What is the gut microbiota?

December 14, 2021

The microbiota is the set of microorganisms found throughout the human body. There is a symbiotic relationship with these invisible microorganisms, that is, both the individual and the microorganisms that inhabit it derive mutual benefit from this hosting. These microorganisms can be bacteria, viruses, and fungi, among others.

This colonization is believed to begin at the time of delivery, where the mother passes part of her microbiota to the baby through the vaginal canal. From that moment on, the microbiota begins to form, reaching maturity around three years of age, at which point it already resembles that of an adult. It is important to emphasize that the microbiota gradually evolves throughout life, since it is highly susceptible to being modulated by the environment that surrounds the individual. Breastfeeding, the environment, antibiotics, diet, and possible allergies are some of the factors that affect and modulate the composition of the microbiota, which is unique and unrepeatable, like the genetics of each person.

The clearest example of this symbiosis is the intestinal microbiota. The intestine is colonized by billions of bacteria, with most of them located in the large intestine. More than 400 species of bacteria coexist in the intestine, each of them with different characteristics. It is estimated that, as a whole, the intestinal microbiota contains more than 3 million genes, that is, 150 times more than the human genome. All this bacterial genetics confers a series of advantages to the host from which it could not benefit if it were not for the bacteria in its intestine. For example, thanks to them complex fibers can be digested or vitamin K synthesized. Another important function of the intestinal microbiota is the activation of the immune system and its defensive role, since it prevents other pathogenic microorganisms from settling and proliferating, which can cause discomfort or illness.

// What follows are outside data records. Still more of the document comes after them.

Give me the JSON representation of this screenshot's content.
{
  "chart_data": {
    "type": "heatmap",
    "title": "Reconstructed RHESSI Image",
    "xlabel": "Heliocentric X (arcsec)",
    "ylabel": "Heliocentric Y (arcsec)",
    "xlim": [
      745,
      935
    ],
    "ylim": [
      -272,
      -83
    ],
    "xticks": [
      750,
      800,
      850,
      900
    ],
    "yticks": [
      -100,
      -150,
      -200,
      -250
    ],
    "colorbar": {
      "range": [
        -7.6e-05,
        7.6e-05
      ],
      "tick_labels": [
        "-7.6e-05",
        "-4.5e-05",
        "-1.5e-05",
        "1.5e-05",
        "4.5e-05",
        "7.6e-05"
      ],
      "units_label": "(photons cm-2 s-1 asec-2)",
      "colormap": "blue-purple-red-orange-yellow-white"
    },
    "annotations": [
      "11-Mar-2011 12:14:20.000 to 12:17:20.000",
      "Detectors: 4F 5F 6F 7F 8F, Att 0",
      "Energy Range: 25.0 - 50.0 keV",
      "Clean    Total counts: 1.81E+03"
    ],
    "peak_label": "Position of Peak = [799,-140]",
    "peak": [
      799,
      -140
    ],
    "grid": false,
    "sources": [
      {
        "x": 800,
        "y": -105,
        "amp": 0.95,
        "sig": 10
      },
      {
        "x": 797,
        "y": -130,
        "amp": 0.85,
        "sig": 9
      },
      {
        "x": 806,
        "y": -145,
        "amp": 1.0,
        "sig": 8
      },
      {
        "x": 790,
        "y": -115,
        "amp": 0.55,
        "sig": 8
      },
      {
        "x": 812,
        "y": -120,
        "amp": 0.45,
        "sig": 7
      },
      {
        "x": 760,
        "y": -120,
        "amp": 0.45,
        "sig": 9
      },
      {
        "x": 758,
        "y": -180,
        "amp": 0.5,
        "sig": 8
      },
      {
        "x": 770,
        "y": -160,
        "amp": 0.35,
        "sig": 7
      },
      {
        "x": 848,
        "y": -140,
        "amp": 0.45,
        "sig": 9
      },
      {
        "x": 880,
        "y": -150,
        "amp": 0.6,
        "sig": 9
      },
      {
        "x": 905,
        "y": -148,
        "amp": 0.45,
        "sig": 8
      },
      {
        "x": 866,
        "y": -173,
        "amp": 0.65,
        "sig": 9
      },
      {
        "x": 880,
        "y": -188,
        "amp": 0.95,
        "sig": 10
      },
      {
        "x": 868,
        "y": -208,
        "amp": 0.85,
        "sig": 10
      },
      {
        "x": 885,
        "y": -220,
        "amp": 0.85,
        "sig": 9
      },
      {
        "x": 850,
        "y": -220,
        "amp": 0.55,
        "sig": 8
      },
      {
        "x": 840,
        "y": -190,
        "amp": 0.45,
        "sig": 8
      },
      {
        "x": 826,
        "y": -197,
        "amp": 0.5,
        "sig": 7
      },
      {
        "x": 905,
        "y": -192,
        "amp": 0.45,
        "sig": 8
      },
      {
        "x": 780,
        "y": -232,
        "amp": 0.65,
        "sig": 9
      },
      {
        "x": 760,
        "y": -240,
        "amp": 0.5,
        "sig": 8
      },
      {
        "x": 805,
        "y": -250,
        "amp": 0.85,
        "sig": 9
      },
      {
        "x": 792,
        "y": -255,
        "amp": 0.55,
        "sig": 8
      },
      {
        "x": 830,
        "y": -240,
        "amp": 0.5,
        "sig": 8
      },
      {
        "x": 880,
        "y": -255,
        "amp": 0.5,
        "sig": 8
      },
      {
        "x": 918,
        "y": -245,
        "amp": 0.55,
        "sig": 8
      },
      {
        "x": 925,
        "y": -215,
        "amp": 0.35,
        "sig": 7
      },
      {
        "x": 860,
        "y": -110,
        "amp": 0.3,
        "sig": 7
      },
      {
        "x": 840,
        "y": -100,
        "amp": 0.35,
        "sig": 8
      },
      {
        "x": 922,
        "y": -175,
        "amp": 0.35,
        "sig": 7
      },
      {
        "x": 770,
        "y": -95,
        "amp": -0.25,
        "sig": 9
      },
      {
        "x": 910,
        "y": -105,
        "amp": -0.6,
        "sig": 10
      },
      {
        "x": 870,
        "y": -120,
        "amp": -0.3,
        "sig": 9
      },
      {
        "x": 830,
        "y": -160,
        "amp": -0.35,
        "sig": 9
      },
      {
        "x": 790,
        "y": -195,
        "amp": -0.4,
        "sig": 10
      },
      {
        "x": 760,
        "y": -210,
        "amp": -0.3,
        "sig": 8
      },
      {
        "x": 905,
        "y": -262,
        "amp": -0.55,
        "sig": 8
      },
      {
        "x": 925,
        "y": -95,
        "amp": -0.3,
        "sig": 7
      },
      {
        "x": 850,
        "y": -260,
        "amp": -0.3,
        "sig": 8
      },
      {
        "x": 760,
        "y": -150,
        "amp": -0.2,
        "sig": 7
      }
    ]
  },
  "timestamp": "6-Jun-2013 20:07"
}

However, being highly modulable, the set of various external factors can favor the growth of bacteria of little benefit to the body, generating a state of intestinal dysbiosis. Dysbiosis refers to the state of imbalance in the number or type of bacteria in the intestine, and some of its gastrointestinal symptoms can be poor digestion, bloating, and/or gas. For this reason, it is essential to eat a healthy diet that helps and promotes the growth of good bacteria. To do this, you must consume fruits and vegetables daily, prioritize legumes as a protein source, avoid alcohol and tobacco, reduce the consumption of sugar and refined flour, and eat probiotic foods such as yogurt or kefir. Maintaining a healthy, balanced and diverse microbiota is essential for good health. Take care of her!